The major by-products during milling of rice are rice husk (20%), rice bran (8%) and rice germ (2%) [3]. Whereas most of these by products have previously been used as animal feeds, or in the brewery industry, their importance and economic value as functional health improving foods has now been recognized, particularly for the pigmented-rice varieties. Therefore, research in the industrial use of pigmented rice by-products, such as rice bran (RB) and rice bran oil (RBO) (and bioactive constituents therein), that might have positive health effects have attracted increased attention in the last 5-10 years.

In addition to fiber and nutritive elements of the whole grain, pigmented rice bran is rich in minerals, antioxidants, ligans and a plethora of phytochemicals.

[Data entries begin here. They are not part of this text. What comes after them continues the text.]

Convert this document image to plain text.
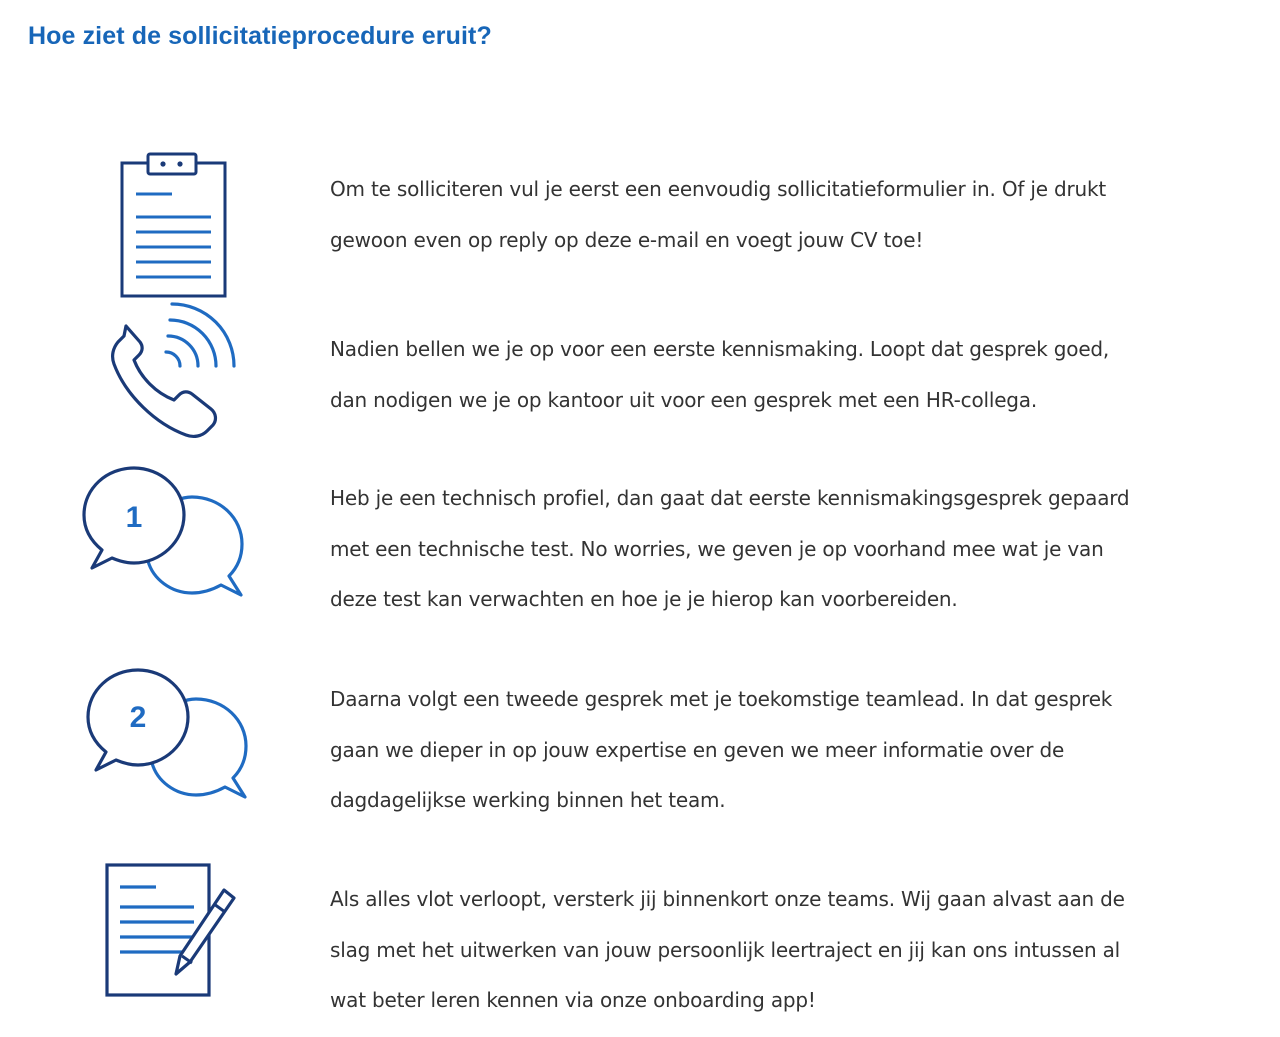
Hoe ziet de sollicitatieprocedure eruit?

Om te solliciteren vul je eerst een eenvoudig sollicitatieformulier in. Of je drukt
gewoon even op reply op deze e-mail en voegt jouw CV toe!

Nadien bellen we je op voor een eerste kennismaking. Loopt dat gesprek goed,
dan nodigen we je op kantoor uit voor een gesprek met een HR-collega.

1

Heb je een technisch profiel, dan gaat dat eerste kennismakingsgesprek gepaard
met een technische test. No worries, we geven je op voorhand mee wat je van
deze test kan verwachten en hoe je je hierop kan voorbereiden.

2

Daarna volgt een tweede gesprek met je toekomstige teamlead. In dat gesprek
gaan we dieper in op jouw expertise en geven we meer informatie over de
dagdagelijkse werking binnen het team.

Als alles vlot verloopt, versterk jij binnenkort onze teams. Wij gaan alvast aan de
slag met het uitwerken van jouw persoonlijk leertraject en jij kan ons intussen al
wat beter leren kennen via onze onboarding app!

Some of these include water-soluble, fat-soluble and insoluble antioxidants, such as γ-oryzanol, vitamin E, vitamins B1, B2, B3 and B6, tocophenol, tocotrieonols, selenium, phenolic acids, and phytic acid [4-8]. There is some research indicating that consumption of rice bran or rice bran oil of brown rice is beneficial in treating a variety of diseases, including: type 2 diabetes; hypertension; hyperlipidemia; cardiovascular diseases; stomach and colon cancer; improvement of immune system and liver function. Colored rice, broadly known as enriched rice with improved health properties [9], is highly nutritious [10] and it has been used for: reducing blood cholesterol [11]; for its antioxidative properties [12,13] ; to prevent Alzheimer’s disease [14]; as a natural antioxidant to improve the stability of foods [15]; decreasing the incidence of atherosclerosis disease [16]; proposed as a UV-A filter in sunscreen [17]; and natural treatment of inflammatory diseases [18,19].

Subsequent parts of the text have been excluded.